It's not that I don't see value to social networks, it's that I generally don't see ENOUGH value. Yes, keeping my address book synchronized with reality is nice, but isn't that likely to be shortly absorbed into the operating system or perhaps into networked applications like Gmail and Yahoo Mail?

This trend has happened over and over as hundreds of portals came and went, leaving a few survivors. Same for hundreds of search engines, hundreds of free e-mail services, etc., etc.

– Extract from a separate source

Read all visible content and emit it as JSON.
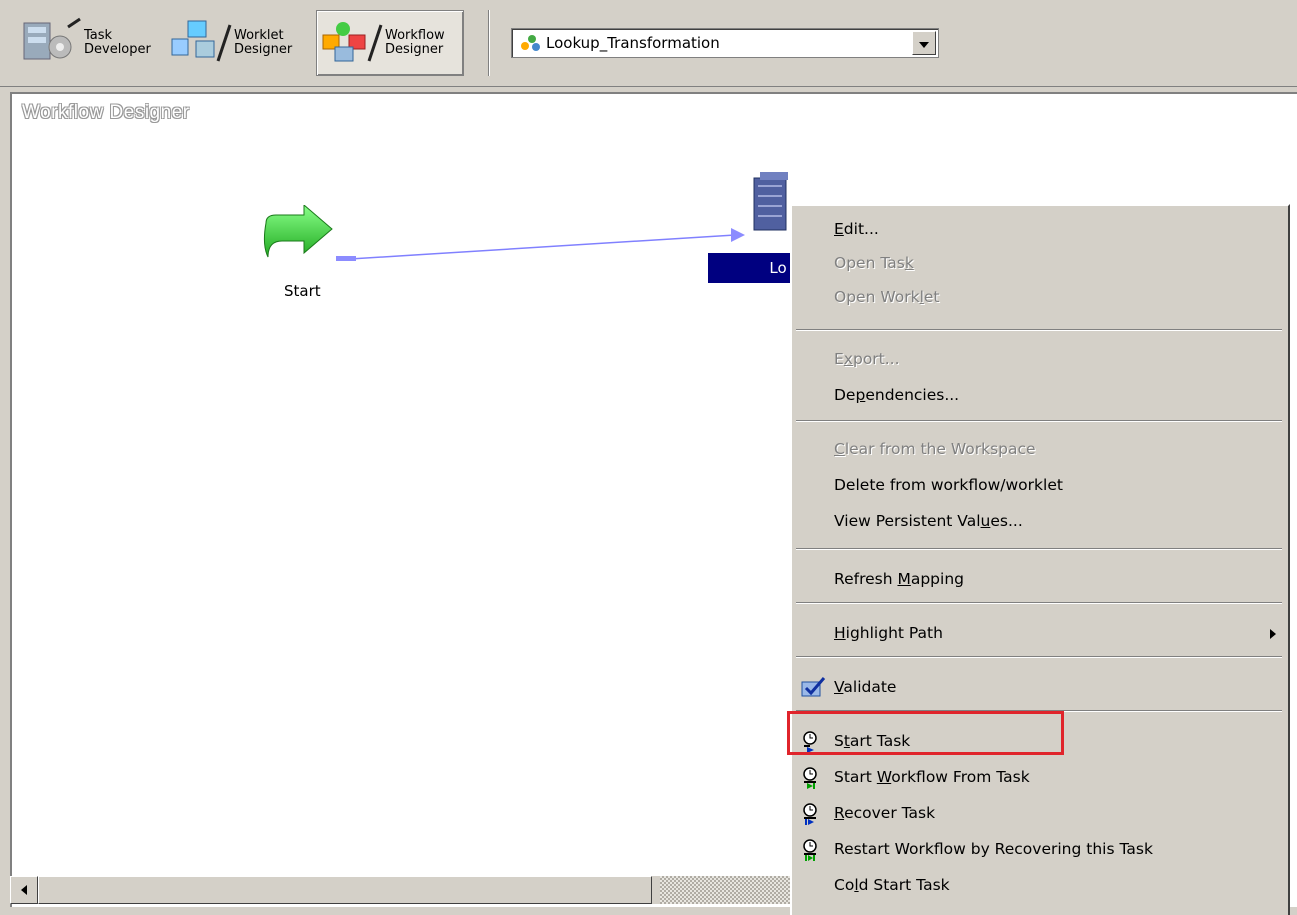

Marshall McLuhan argued that obsolete communication technologies survive as art forms. This is true, I'd say, for Morse code and movable type printing and perhaps even for your venerable Rolodex or typewriter. But it isn't yet true for CB radio, nor for most Internet technologies. Maybe they aren't old enough yet to be appreciated. In the case of CB I think range of reception limits the possible population of players to something less than an artistic critical mass.

What will likely happen to social networking is that some applications will survive on a more modest basis than now (used by the trucker equivalents), others will morph into some new Next Big Thing as their more compelling sub-applications take over, and true hard-core social networkers will jump to more advanced technologies that eliminate the riff-raff. In the meantime, 70 percent or so of most social networking functionality -- the really useful functionality -- will be sucked into the dominant portal/search/e-mail/chat/social networks like MSN and Yahoo.